The video card market is not doing well right now, and all players in the market are having problems. NVIDIA is clearly overpricing new graphics cards, as the company generates the bulk of its revenue from its own developed AI server solutions. As long as there are business customers, NVIDIA will cover this market with its products. And gamers will get the remainder because the same processors are used for both markets.

AMD seems to be trying to flirt with gamers, but there is exactly one drawback — technological. First, it’s a one-generation lag in ray tracing. Secondly, FSR 4 technology should already be at the level of the new DLSS 4 with the new Transformer model, but it looks like it’s still DLSS 3. Thirdly, if AMD showed that the RX 9070 XT easily outperformed the RTX 5080 without tracing at one and a half to two times the price — no questions asked. Or at least it was stronger in pure 4K than the RTX 5070 Ti always in tests — no questions asked. And so AMD is fighting a battle «on raytracing enemy field».
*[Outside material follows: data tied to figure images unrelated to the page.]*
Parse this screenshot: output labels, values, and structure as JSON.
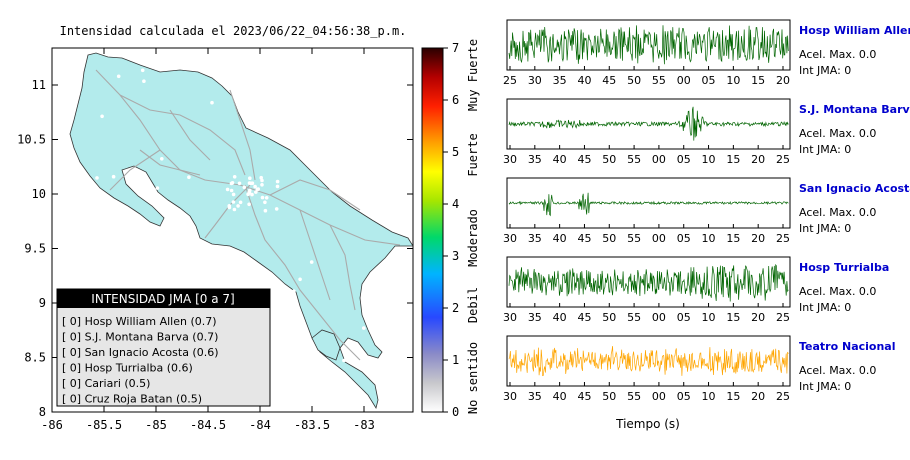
{
  "title": "Intensidad calculada el 2023/06/22_04:56:38_p.m.",
  "map": {
    "x_ticks": [
      "-86",
      "-85.5",
      "-85",
      "-84.5",
      "-84",
      "-83.5",
      "-83"
    ],
    "y_ticks": [
      "11",
      "10.5",
      "10",
      "9.5",
      "9",
      "8.5",
      "8"
    ],
    "land_color": "#b3ebec",
    "road_color": "#aaaaaa"
  },
  "colorbar": {
    "ticks": [
      "7",
      "6",
      "5",
      "4",
      "3",
      "2",
      "1",
      "0"
    ],
    "labels": [
      "Muy Fuerte",
      "Fuerte",
      "Moderado",
      "Debil",
      "No sentido"
    ]
  },
  "legend": {
    "title": "INTENSIDAD JMA [0 a 7]",
    "items": [
      "[ 0]  Hosp William Allen (0.7)",
      "[ 0]  S.J. Montana Barva (0.7)",
      "[ 0]  San Ignacio Acosta (0.6)",
      "[ 0]  Hosp Turrialba (0.6)",
      "[ 0]  Cariari (0.5)",
      "[ 0]  Cruz Roja Batan (0.5)"
    ]
  },
  "waveforms": {
    "xlabel": "Tiempo (s)",
    "accel_label": "Acel. Max. 0.0",
    "jma_label": "Int JMA: 0",
    "panels": [
      {
        "name": "Hosp William Allen",
        "color": "#006400",
        "ticks": [
          "25",
          "30",
          "35",
          "40",
          "45",
          "50",
          "55",
          "00",
          "05",
          "10",
          "15",
          "20"
        ]
      },
      {
        "name": "S.J. Montana Barva",
        "color": "#006400",
        "ticks": [
          "30",
          "35",
          "40",
          "45",
          "50",
          "55",
          "00",
          "05",
          "10",
          "15",
          "20",
          "25"
        ]
      },
      {
        "name": "San Ignacio Acosta",
        "color": "#006400",
        "ticks": [
          "30",
          "35",
          "40",
          "45",
          "50",
          "55",
          "00",
          "05",
          "10",
          "15",
          "20",
          "25"
        ]
      },
      {
        "name": "Hosp Turrialba",
        "color": "#006400",
        "ticks": [
          "30",
          "35",
          "40",
          "45",
          "50",
          "55",
          "00",
          "05",
          "10",
          "15",
          "20",
          "25"
        ]
      },
      {
        "name": "Teatro Nacional",
        "color": "#ffa500",
        "ticks": [
          "30",
          "35",
          "40",
          "45",
          "50",
          "55",
          "00",
          "05",
          "10",
          "15",
          "20",
          "25"
        ]
      }
    ]
  },
  "chart_data": {
    "type": "heatmap",
    "title": "Intensidad calculada el 2023/06/22_04:56:38_p.m.",
    "xlim": [
      -86,
      -82.6
    ],
    "ylim": [
      8,
      11.35
    ],
    "colorbar_range": [
      0,
      7
    ],
    "stations": [
      {
        "name": "Hosp William Allen",
        "jma": 0,
        "value": 0.7
      },
      {
        "name": "S.J. Montana Barva",
        "jma": 0,
        "value": 0.7
      },
      {
        "name": "San Ignacio Acosta",
        "jma": 0,
        "value": 0.6
      },
      {
        "name": "Hosp Turrialba",
        "jma": 0,
        "value": 0.6
      },
      {
        "name": "Cariari",
        "jma": 0,
        "value": 0.5
      },
      {
        "name": "Cruz Roja Batan",
        "jma": 0,
        "value": 0.5
      }
    ],
    "pga": [
      0.0,
      0.0,
      0.0,
      0.0,
      0.0
    ]
  }
}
Bottom line. Now AMD needs to invest more in working software developers (rendering, neural networks) to increase the interest of potential buyers. Not only games need to do well, but also applications. Users are unlikely to want to buy two graphics cards: one for gaming and the other for software.

In a year or two, we expect a new generation of consoles, with a new analog of PSSR 2 for Sony with improved Super Resolution scaling and a new frame generator. And let’s not forget about new «portables» with Strix Halo APU.